Sunday, August 29, 2010

Survey Findings - Usage of Enterprise 2.0

As promised, these are the survey results regarding usage of Enterprise 2.0. This is our analysis.

We asked questions to the employees of different organizations to understand whether they understand the reason for the recent flourishing of Enterprise 2.0 activities.
  •  Large organizations which promote the usage of internal tools which are created on the lines of external social media tools don’t know the motive behind the organization’s investment in these tools. Hence, one point which comes out of this analysis is that communication program on the objectives has to be strengthened.
  • Again, in case of IT services organization which has great needs for knowledge management and content management have maximum number of employees who are not in sync with the organization’s objective behind the implementation of Enterprise 2.0.
  • Smaller companies seem to be adopted well and due to smaller size, the objectives are spread to the employees and the expectations from the new software is understood by the users and hence better viability of using these Enterprise 2.0 tools.
  • In a product based company, there is greater acceptability. This is demonstrated by the fact that the employees use these tools on almost day to day basis and find the usage helpful in terms of increasingtheir professional knowledge. 
  • Most of the users prefer the usage of external tools rather than the internal tools which are developed in-house which are more or less the replica of the functionality of the external tools.

Sunday, August 22, 2010

Calculate RoI or LoI? - Enterprise 2.0


Thanks to everyone who took time out to fill up the responses of our survey on Enterprise. In my subsequent posts, I will give short glimpse of the project which we had done. Can’t post the document in its entirety due to confidential details!!
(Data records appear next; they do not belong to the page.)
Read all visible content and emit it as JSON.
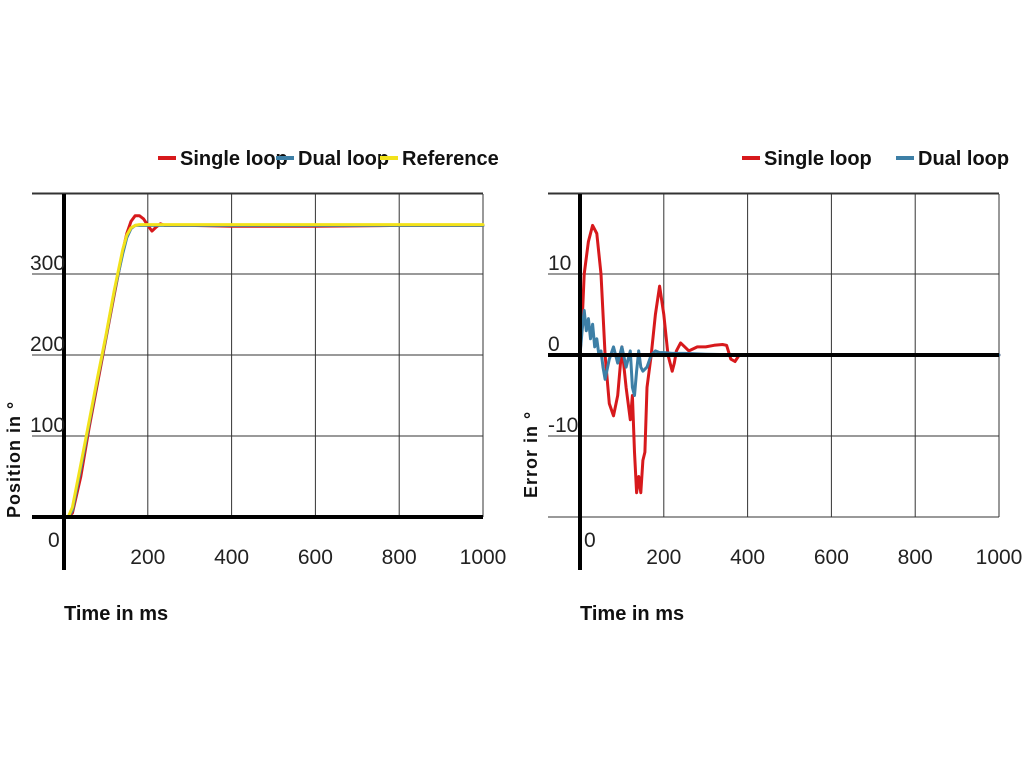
{
  "colors": {
    "single_loop": "#d7191c",
    "dual_loop": "#3d7fa6",
    "reference": "#f2e21b",
    "grid": "#333333",
    "axis": "#000000"
  },
  "chart_data": [
    {
      "type": "line",
      "title": "",
      "xlabel": "Time in ms",
      "ylabel": "Position in °",
      "xlim": [
        0,
        1000
      ],
      "ylim": [
        0,
        400
      ],
      "xticks": [
        200,
        400,
        600,
        800,
        1000
      ],
      "xtick_labels": [
        "200",
        "400",
        "600",
        "800",
        "1000"
      ],
      "yticks": [
        100,
        200,
        300
      ],
      "ytick_labels": [
        "100",
        "200",
        "300"
      ],
      "origin_label": "0",
      "grid": true,
      "legend": "top",
      "series": [
        {
          "name": "Single loop",
          "color_key": "single_loop",
          "x": [
            0,
            10,
            20,
            40,
            60,
            80,
            100,
            120,
            140,
            150,
            160,
            170,
            180,
            190,
            200,
            210,
            220,
            230,
            240,
            260,
            300,
            400,
            600,
            800,
            1000
          ],
          "y": [
            0,
            0,
            5,
            50,
            110,
            165,
            220,
            275,
            328,
            350,
            365,
            372,
            372,
            368,
            360,
            353,
            358,
            362,
            360,
            360,
            360,
            359,
            359,
            360,
            360
          ]
        },
        {
          "name": "Dual loop",
          "color_key": "dual_loop",
          "x": [
            0,
            10,
            20,
            40,
            60,
            80,
            100,
            120,
            140,
            150,
            160,
            170,
            180,
            190,
            200,
            220,
            240,
            300,
            400,
            600,
            800,
            1000
          ],
          "y": [
            0,
            0,
            8,
            60,
            115,
            170,
            222,
            278,
            325,
            345,
            356,
            360,
            360,
            360,
            360,
            360,
            360,
            360,
            360,
            360,
            360,
            360
          ]
        },
        {
          "name": "Reference",
          "color_key": "reference",
          "x": [
            0,
            10,
            20,
            40,
            60,
            80,
            100,
            120,
            140,
            150,
            160,
            170,
            180,
            200,
            240,
            300,
            400,
            600,
            800,
            1000
          ],
          "y": [
            0,
            0,
            12,
            65,
            118,
            172,
            224,
            280,
            330,
            348,
            357,
            360,
            361,
            361,
            361,
            361,
            361,
            361,
            361,
            361
          ]
        }
      ]
    },
    {
      "type": "line",
      "title": "",
      "xlabel": "Time in ms",
      "ylabel": "Error in °",
      "xlim": [
        0,
        1000
      ],
      "ylim": [
        -20,
        20
      ],
      "xticks": [
        200,
        400,
        600,
        800,
        1000
      ],
      "xtick_labels": [
        "200",
        "400",
        "600",
        "800",
        "1000"
      ],
      "yticks": [
        -10,
        0,
        10
      ],
      "ytick_labels": [
        "-10",
        "0",
        "10"
      ],
      "origin_label": "0",
      "grid": true,
      "legend": "top",
      "series": [
        {
          "name": "Single loop",
          "color_key": "single_loop",
          "x": [
            0,
            5,
            10,
            20,
            30,
            40,
            50,
            60,
            70,
            80,
            90,
            100,
            110,
            120,
            125,
            130,
            135,
            140,
            145,
            150,
            155,
            160,
            170,
            180,
            190,
            200,
            210,
            220,
            225,
            230,
            240,
            250,
            260,
            280,
            300,
            320,
            340,
            350,
            360,
            370,
            380,
            390,
            400,
            500,
            600,
            800,
            1000
          ],
          "y": [
            0,
            4,
            10,
            14,
            16,
            15,
            10,
            0,
            -6,
            -7.5,
            -5,
            1,
            -4,
            -8,
            -5,
            -12,
            -17,
            -15,
            -17,
            -13,
            -12,
            -4,
            0,
            5,
            8.5,
            5,
            0,
            -2,
            -1,
            0.5,
            1.5,
            1,
            0.5,
            1,
            1,
            1.2,
            1.3,
            1.2,
            -0.5,
            -0.8,
            0,
            0,
            0,
            0,
            0,
            0,
            0
          ]
        },
        {
          "name": "Dual loop",
          "color_key": "dual_loop",
          "x": [
            0,
            5,
            10,
            15,
            20,
            25,
            30,
            35,
            40,
            45,
            50,
            55,
            60,
            70,
            80,
            90,
            100,
            110,
            120,
            125,
            130,
            135,
            140,
            145,
            150,
            160,
            170,
            180,
            190,
            200,
            220,
            250,
            300,
            400,
            600,
            800,
            1000
          ],
          "y": [
            0,
            3,
            5.5,
            3,
            4.5,
            2,
            3.8,
            1,
            2,
            0,
            0.5,
            -1.5,
            -3,
            -0.5,
            1,
            -1,
            1,
            -1.5,
            0.5,
            -4,
            -5,
            -2,
            0.5,
            -1.5,
            -2,
            -1.5,
            0,
            0.5,
            0.3,
            0.3,
            0.2,
            0.2,
            0.1,
            0,
            0,
            0,
            0
          ]
        }
      ]
    }
  ]
}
Any discussion on Enterprise 2.0 eventually leads to discussion on what is the return on investment in Enterprise .0 and here are some of the findings.
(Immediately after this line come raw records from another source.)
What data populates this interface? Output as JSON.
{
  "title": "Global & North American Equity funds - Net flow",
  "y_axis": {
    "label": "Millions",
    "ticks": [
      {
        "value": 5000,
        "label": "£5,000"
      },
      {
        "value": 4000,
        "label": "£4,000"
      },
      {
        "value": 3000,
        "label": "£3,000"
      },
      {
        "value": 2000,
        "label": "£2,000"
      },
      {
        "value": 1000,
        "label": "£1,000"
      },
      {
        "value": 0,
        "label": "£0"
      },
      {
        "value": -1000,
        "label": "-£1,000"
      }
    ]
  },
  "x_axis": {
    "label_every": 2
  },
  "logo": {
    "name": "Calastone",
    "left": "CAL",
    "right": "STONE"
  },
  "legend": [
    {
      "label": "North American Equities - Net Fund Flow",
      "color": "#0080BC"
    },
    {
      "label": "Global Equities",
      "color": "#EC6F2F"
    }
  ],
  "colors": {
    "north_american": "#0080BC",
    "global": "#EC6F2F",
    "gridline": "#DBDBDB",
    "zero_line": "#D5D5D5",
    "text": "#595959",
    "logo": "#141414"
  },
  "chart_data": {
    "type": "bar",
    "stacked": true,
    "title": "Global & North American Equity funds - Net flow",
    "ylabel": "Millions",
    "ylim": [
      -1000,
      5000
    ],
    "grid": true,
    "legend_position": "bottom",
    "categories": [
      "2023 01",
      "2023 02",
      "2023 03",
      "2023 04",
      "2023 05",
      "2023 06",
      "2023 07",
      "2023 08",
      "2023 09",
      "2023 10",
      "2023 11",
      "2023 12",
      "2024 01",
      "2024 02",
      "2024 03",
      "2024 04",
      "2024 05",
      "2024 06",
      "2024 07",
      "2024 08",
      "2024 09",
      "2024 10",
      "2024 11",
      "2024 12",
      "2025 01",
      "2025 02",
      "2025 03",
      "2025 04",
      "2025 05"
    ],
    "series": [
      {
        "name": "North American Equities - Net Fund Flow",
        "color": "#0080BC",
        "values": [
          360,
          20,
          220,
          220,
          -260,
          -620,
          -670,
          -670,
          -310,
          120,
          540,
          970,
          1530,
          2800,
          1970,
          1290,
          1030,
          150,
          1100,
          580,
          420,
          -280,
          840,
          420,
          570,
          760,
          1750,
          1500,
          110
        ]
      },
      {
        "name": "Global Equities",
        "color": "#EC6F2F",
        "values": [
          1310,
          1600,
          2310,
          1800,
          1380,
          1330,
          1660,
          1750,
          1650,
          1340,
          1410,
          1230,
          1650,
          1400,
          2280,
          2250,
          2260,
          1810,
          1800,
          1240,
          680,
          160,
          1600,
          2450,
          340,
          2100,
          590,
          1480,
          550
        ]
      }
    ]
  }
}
Calculating ROI for Enterprise 2.0 investment is largely difficult due to the inherent nature of benefits which it displays. Results of collaboration between employees or customers which these technologies are usually seen over a longer period of time and might also go unnoticed. The increased revenue and reduction in costs in marketing and sales costs are also one of the results of employing Enterprise 2.0. We have mentioned usage of Microblogging as a marketing agent above but calculating the return from this infrastructure or resource is difficult.

Collaboration leads to creation of massive database of knowledge and training material. Once an organization has the required platform, the benefits which an employee or customer gain are usually not monitored or monetized. A readily available BoK might reduce the learning curve for an employee but it is hard to put it in financial terms.
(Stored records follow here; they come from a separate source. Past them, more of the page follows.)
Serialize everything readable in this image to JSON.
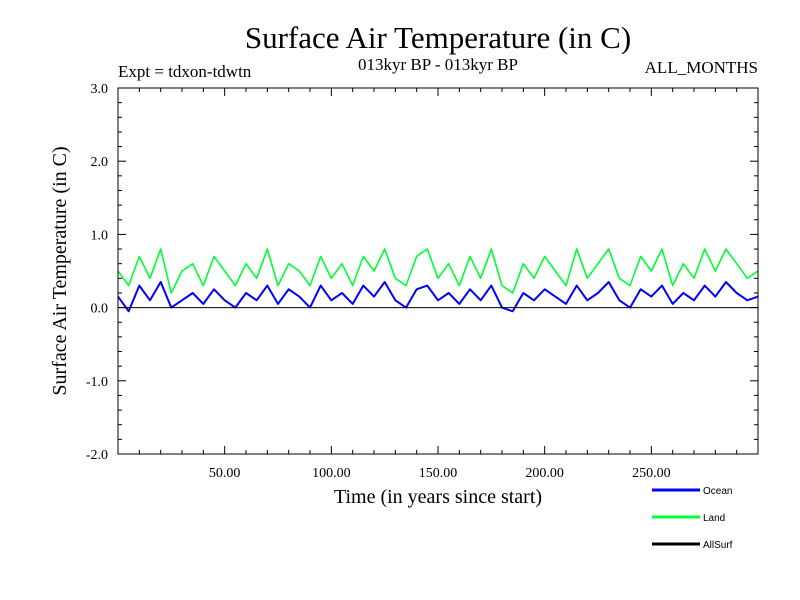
{
  "chart_data": {
    "type": "line",
    "title": "Surface Air Temperature (in C)",
    "subtitle_left": "Expt = tdxon-tdwtn",
    "subtitle_center": "013kyr BP - 013kyr BP",
    "subtitle_right": "ALL_MONTHS",
    "xlabel": "Time (in years since start)",
    "ylabel": "Surface Air Temperature (in C)",
    "xlim": [
      0,
      300
    ],
    "ylim": [
      -2.0,
      3.0
    ],
    "xticks": [
      50,
      100,
      150,
      200,
      250
    ],
    "xtick_labels": [
      "50.00",
      "100.00",
      "150.00",
      "200.00",
      "250.00"
    ],
    "yticks": [
      -2,
      -1,
      0,
      1,
      2,
      3
    ],
    "ytick_labels": [
      "-2.0",
      "-1.0",
      "0.0",
      "1.0",
      "2.0",
      "3.0"
    ],
    "zero_line": true,
    "grid": false,
    "legend_position": "bottom-right",
    "series": [
      {
        "name": "Ocean",
        "color": "#0000ff",
        "x": [
          0,
          5,
          10,
          15,
          20,
          25,
          30,
          35,
          40,
          45,
          50,
          55,
          60,
          65,
          70,
          75,
          80,
          85,
          90,
          95,
          100,
          105,
          110,
          115,
          120,
          125,
          130,
          135,
          140,
          145,
          150,
          155,
          160,
          165,
          170,
          175,
          180,
          185,
          190,
          195,
          200,
          205,
          210,
          215,
          220,
          225,
          230,
          235,
          240,
          245,
          250,
          255,
          260,
          265,
          270,
          275,
          280,
          285,
          290,
          295,
          300
        ],
        "y": [
          0.15,
          -0.05,
          0.3,
          0.1,
          0.35,
          0.0,
          0.1,
          0.2,
          0.05,
          0.25,
          0.1,
          0.0,
          0.2,
          0.1,
          0.3,
          0.05,
          0.25,
          0.15,
          0.0,
          0.3,
          0.1,
          0.2,
          0.05,
          0.3,
          0.15,
          0.35,
          0.1,
          0.0,
          0.25,
          0.3,
          0.1,
          0.2,
          0.05,
          0.25,
          0.1,
          0.3,
          0.0,
          -0.05,
          0.2,
          0.1,
          0.25,
          0.15,
          0.05,
          0.3,
          0.1,
          0.2,
          0.35,
          0.1,
          0.0,
          0.25,
          0.15,
          0.3,
          0.05,
          0.2,
          0.1,
          0.3,
          0.15,
          0.35,
          0.2,
          0.1,
          0.15
        ]
      },
      {
        "name": "Land",
        "color": "#00ff33",
        "x": [
          0,
          5,
          10,
          15,
          20,
          25,
          30,
          35,
          40,
          45,
          50,
          55,
          60,
          65,
          70,
          75,
          80,
          85,
          90,
          95,
          100,
          105,
          110,
          115,
          120,
          125,
          130,
          135,
          140,
          145,
          150,
          155,
          160,
          165,
          170,
          175,
          180,
          185,
          190,
          195,
          200,
          205,
          210,
          215,
          220,
          225,
          230,
          235,
          240,
          245,
          250,
          255,
          260,
          265,
          270,
          275,
          280,
          285,
          290,
          295,
          300
        ],
        "y": [
          0.5,
          0.3,
          0.7,
          0.4,
          0.8,
          0.2,
          0.5,
          0.6,
          0.3,
          0.7,
          0.5,
          0.3,
          0.6,
          0.4,
          0.8,
          0.3,
          0.6,
          0.5,
          0.3,
          0.7,
          0.4,
          0.6,
          0.3,
          0.7,
          0.5,
          0.8,
          0.4,
          0.3,
          0.7,
          0.8,
          0.4,
          0.6,
          0.3,
          0.7,
          0.4,
          0.8,
          0.3,
          0.2,
          0.6,
          0.4,
          0.7,
          0.5,
          0.3,
          0.8,
          0.4,
          0.6,
          0.8,
          0.4,
          0.3,
          0.7,
          0.5,
          0.8,
          0.3,
          0.6,
          0.4,
          0.8,
          0.5,
          0.8,
          0.6,
          0.4,
          0.5
        ]
      },
      {
        "name": "AllSurf",
        "color": "#000000",
        "x": [],
        "y": []
      }
    ]
  }
}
There are ways however to try and calculate some returns if an organization finds innovative ways of putting new ideas to use which result out of collaboration. In a research done by Datamonitor, they comment that ROI can be calculated for large scale deployments of Enterprise 2.0 through the principle of Metcalfe’s Law. Basically it boils down to the number of users in the system and due to the communication channels which result.

It is largely acknowledged that Enterprise 2.0 results in lowering costs of various business processes like –

• Enterprise Wikis and other collaboration tools benefit the training within an organization

• Collaboration leads to Project management simplification by reducing formal structure, meetings etc.

• Reduced costs in Sales and Marketing – already discussed above.

What one could do is measure the benefits of real time data acquisition of heterogeneous data sources, structured data capture, and the value of real time manipulation of security domains for applications. Blogs, Wikis, and Forums are all text (String) based idioms. They are hard to search for pertinent information and not easy categorized due to their weak types. Information captured and difficult to query might as well not exist it's like having money in your couch - it's there but most likely it's not worth the search. Check out the Walmart use case of technology and translate that into intranets, extranets, and internet on stationary and mobile devices and their is a good chance people will take notice. Wall Street is a prime example of he who sees data first wins.

In conclusion, even if you can't quantify ROI one can calculate LOI - Loss on Investment. Fear of loss sometimes motivates better than desire!!